If you are in a habit of paying on time then they expect you will pay on time in the future. Conversely, if you are in the habit of paying late then this means the bank will expect any future payments will also be paid late.
Percent of Credit Used (30% of your score)
The first thing we have to do is differentiate between revolving accounts and installment accounts.
An installment loan is one that you are paying down every month so these are really counted at all.
The revolving accounts are very important. If you are staying around the maximum limit then this will seriously affect your scores. As in the previous example, your past is an indication of your future.
It is an industry standard to keep your revolving accounts at 30% or less of the amount that is available. I have also heard that this is the total combined of all credit cards. I would also recommend that to keep any account also at 30% or less of usage.
One thing I mentioned in a previous blog is to make sure you are using your accounts. Don’t always pay them off to $0 every month. You do want to have activity on those accounts.
Length of Credit History (15% of your score)
A bank strongly feels how you work over the long haul is how you will perform into the future. This means the longer you have an account open the better suited you are.

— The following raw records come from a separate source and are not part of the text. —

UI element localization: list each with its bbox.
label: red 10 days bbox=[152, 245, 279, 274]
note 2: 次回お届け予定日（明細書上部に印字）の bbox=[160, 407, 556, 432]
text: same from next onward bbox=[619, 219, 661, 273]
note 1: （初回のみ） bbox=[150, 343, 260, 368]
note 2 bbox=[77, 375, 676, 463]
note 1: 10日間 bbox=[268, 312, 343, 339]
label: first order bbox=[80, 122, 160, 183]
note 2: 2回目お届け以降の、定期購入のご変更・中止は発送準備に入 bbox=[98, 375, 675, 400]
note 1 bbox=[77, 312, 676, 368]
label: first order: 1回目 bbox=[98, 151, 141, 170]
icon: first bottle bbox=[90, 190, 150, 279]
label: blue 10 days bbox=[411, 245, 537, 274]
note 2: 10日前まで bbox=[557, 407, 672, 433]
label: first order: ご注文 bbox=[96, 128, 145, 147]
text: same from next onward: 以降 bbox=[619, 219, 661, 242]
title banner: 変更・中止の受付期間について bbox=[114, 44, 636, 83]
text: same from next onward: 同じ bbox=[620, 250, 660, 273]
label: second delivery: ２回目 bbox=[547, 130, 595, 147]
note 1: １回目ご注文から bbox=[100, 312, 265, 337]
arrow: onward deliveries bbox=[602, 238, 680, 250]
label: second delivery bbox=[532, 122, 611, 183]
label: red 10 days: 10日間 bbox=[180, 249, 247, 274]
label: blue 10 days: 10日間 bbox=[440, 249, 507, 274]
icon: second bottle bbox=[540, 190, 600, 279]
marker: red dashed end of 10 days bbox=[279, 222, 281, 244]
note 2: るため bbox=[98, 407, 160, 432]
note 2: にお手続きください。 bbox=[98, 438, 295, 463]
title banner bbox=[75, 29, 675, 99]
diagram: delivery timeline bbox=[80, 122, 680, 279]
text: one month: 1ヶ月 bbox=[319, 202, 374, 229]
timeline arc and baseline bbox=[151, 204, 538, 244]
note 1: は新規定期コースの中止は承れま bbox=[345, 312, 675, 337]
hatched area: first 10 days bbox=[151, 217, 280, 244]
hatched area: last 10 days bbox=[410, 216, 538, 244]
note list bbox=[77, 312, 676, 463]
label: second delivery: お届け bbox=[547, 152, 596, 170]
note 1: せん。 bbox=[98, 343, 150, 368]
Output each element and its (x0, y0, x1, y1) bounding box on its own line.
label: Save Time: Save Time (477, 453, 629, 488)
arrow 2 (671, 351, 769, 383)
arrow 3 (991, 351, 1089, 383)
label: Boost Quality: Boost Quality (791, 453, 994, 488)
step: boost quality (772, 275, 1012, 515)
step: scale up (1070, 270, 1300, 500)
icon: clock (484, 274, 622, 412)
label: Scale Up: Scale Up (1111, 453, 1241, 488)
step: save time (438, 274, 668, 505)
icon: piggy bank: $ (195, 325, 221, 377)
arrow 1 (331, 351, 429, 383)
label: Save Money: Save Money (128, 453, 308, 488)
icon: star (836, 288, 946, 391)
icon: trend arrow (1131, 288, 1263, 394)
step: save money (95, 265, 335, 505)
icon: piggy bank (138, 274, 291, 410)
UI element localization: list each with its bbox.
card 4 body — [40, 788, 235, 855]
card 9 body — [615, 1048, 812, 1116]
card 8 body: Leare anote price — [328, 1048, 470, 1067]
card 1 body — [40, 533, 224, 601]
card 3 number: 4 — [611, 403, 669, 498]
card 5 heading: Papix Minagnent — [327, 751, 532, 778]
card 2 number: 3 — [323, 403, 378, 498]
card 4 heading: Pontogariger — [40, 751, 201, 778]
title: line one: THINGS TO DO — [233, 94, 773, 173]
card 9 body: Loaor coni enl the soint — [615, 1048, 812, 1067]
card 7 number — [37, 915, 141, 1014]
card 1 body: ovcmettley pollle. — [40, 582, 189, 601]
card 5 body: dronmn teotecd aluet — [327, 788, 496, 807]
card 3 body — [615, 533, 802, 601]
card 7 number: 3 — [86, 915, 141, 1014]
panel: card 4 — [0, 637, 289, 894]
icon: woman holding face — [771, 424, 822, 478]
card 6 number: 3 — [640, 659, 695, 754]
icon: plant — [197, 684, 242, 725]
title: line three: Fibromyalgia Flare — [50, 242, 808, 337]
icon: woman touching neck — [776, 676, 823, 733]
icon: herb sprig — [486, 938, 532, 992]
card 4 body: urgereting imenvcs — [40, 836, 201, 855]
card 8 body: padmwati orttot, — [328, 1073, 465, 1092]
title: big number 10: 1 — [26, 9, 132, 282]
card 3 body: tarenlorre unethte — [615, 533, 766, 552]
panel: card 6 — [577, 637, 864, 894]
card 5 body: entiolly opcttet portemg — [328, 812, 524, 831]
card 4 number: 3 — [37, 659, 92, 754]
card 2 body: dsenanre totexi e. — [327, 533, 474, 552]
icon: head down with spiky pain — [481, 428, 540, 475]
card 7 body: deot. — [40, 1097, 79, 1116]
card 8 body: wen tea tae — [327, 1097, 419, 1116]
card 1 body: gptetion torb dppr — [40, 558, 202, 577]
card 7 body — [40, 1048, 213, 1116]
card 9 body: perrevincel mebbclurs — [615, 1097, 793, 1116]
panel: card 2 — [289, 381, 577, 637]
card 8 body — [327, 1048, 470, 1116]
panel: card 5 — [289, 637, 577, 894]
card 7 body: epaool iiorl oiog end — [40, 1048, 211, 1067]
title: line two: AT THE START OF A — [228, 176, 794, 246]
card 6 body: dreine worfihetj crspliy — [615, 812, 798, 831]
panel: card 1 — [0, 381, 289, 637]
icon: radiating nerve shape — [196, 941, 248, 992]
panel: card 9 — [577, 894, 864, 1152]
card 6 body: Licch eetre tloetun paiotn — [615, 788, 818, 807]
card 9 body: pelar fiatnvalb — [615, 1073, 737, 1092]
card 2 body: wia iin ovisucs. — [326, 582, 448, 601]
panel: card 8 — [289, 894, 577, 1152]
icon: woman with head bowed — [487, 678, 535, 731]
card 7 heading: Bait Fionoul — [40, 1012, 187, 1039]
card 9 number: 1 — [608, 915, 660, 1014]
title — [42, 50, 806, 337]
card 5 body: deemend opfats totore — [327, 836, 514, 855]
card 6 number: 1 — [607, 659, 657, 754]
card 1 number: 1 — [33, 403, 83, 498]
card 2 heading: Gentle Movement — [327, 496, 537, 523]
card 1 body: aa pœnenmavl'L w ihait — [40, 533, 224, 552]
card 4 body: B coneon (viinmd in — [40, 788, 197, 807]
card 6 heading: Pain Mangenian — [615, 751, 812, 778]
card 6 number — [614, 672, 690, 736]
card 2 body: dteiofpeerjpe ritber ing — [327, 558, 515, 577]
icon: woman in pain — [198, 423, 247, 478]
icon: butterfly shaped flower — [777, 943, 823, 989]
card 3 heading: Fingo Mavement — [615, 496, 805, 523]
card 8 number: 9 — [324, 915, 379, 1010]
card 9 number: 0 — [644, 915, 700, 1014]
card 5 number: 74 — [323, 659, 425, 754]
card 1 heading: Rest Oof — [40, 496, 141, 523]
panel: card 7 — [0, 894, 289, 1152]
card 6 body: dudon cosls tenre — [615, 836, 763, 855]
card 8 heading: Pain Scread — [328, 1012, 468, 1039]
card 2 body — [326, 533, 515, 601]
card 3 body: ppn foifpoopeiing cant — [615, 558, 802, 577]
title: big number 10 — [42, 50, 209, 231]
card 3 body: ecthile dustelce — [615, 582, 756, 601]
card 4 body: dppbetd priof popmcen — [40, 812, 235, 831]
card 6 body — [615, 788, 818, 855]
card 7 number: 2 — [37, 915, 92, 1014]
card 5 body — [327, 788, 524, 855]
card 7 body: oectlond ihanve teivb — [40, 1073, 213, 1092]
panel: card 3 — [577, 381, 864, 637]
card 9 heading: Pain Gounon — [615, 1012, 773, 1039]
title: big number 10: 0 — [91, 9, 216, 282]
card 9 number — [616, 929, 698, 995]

The old saying “cut up those cards that you don’t use” is one of the worst things you can do. I will be the first one to say to never close an account unless you are being directed by a professional expert in credit restoration.
Once, many years ago, I canceled an account that had a very sizeable available limit because I got angry at some fees they charged. This one was over 10 years old. Months later when I was looking to buy my first home I seriously regretted it.
You see, my scores went down. The reason was I had canceled my oldest account.
And payment history is are you paying on time, consistently. When you miss payments, now or in the past, this will show as red flags.
New lines of credit (10% of your score)
In my article post Credit Improvement, I mentioned one way to improve your credit is to get new lines of credit.
I am not going to go too deep into that because I have an entire article on that one particular subject.
Suffice it to say that you are always wanting to get new tradelines going as a way to build your credit.
Credit mix (10% of your score)
This is a vague area as to what this means. I assume that having different kinds of credit in multiple areas shows that you are able to make all of those payments. One expert told me that you should always have 5 active tradelines at any one time.
Those can be two revolving accounts. One home installment loan; one car installment loan; and one other installment loan.
By paying all 5 on a timely basis shows that you are responsible and able to handle those month to month commitments.
What is My Credit Score
When you are looking to purchase a home a lender is going to be checking your credit. He or she will look at your real FICO score (not your Credit Karma score).
This lender will pull your credit in what is called a tri-merge report from FICO. They will mainly be looking at the middle score of the three.
The algorithm that each repository uses is similar but different. Also, not all lenders will report to each repository. Thus, the values will be different.
When qualifying for a loan the lender will use the score that is in the middle (called a mid-score). This is not the average of the three added together and divided by three. They are looking at the middle value. For example, if you had the following…
Equifax: 650 Experian: 690 TransUnion 705 — They would use the Experian value of 690 as your qualifying score for a loan.
It is best to always be aware of your credit and what is going on with it. One thing everyone should do is to get their credit pulled at least once per year. You can also find your real credit score by going to FICO itself. You should be able to pull your credit once per year for free. Or you can pull it a low cost and have monitoring services engaged to ensure your credit is safe.